D’aussi loin qu’elle se souvienne, et même avant l’âge où se forge la mémoire à long terme, Martyna Katarzyna Kander a toujours aimé raconter des histoires : à deux ans, elle obligeait ses proches à écouter les récits qu’elle inventait à l’aide de son grand livre illustré. Son grand-père maternel a aussi contribué à renforcer son imaginaire en l’initiant à la lecture à travers les ouvrages de l’écrivain écossais Robert Louis Balfour Stevenson (1850-1894) – auteur de nombreuses œuvres littéraires dont L’île au trésor et L’étrange cas du Dr Jekyll et de M. Hyde.

C’était dans sa Pologne natale, qui peinait à se sortir du joug communiste après la chute du mur de Berlin. À cinq ans, elle rejoint sa mère en Italie qui y a trouvé du travail; elle apprend une nouvelle langue et grandit entourée de livres. Lorsqu’elle atteint l’âge adulte, elle s’inscrit à l’Université Sapienza, à Rome, au département de langue et de littérature françaises.

Désireuse de poursuivre ses études et d’écrire un livre en parallèle, Martyna Katarzyna Kander est attirée par la scolarité de doctorat en recherche-création offerte à l’Université de Montréal. 

«Ni en Italie ni en France d’ailleurs il n’existait de programme de recherche-création en littérature française, sans compter que les professeurs-écrivains sont rares et peu accessibles aux étudiants, relate-t-elle. Ayant lu l’œuvre de Catherine Mavrikakis, j’ai voulu qu’elle devienne ma directrice de thèse. Me voici à Montréal depuis septembre 2019.»

Analyser la littérature caribéenne pour écrire un roman sur la mort

Martyna Katarzyna Kander a orienté son projet de recherche vers l’analyse de la littérature caribéenne, sous l’angle de la thanatographie ou les récits de la mort.
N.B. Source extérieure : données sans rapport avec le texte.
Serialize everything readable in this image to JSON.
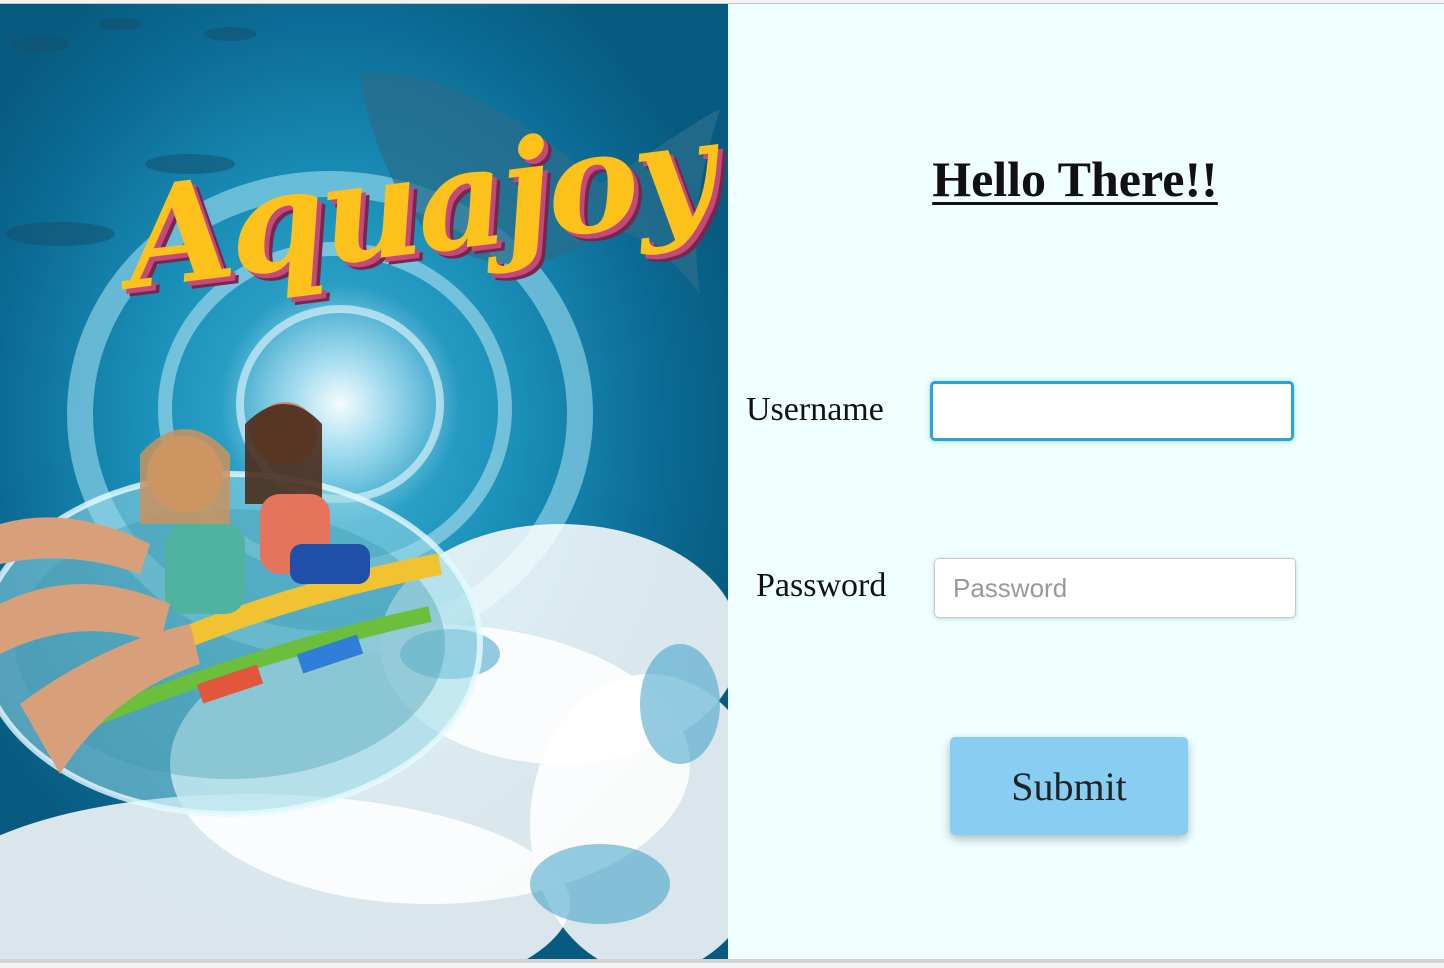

«Je m’interroge sur la façon dont le discours sur la mort prend forme sous la plume d’auteurs entre autres mexicains, haïtiens et d’autres pays des Antilles, explique la doctorante. Ils ont une façon d’intégrer des personnages décédés dans leurs récits et de les faire vivre à travers leur présence et leur absence dans une forme de réalisme magique qui est moins présent dans la littérature occidentale, où il existe une tradition d’opposition entre la vie et la mort.»

S’inspirant des choix stylistiques des œuvres qu’elle analyse, Martyna Katarzyna Kander s’est ainsi lancée dans la rédaction d’un roman qui sera axé sur le rapport anthropologique qu’entretient la société italienne avec ses morts, en superposant le rationnel et l’irrationnel.

Rédiger l’équivalent de deux thèses

Mais plancher à la fois sur l’analyse de la littérature caribéenne et sur la rédaction d’un roman s’avère un véritable parcours du combattant.

«Mener une recherche et créer en même temps comporte de nombreuses contraintes, confie la jeune femme. Il faut travailler en double, écrire l’équivalent de deux thèses à l’intérieur des mêmes contraintes pédagogiques et financières. Oui, c’est un parcours difficile et très engageant… mais c’est une expérience magnifique!»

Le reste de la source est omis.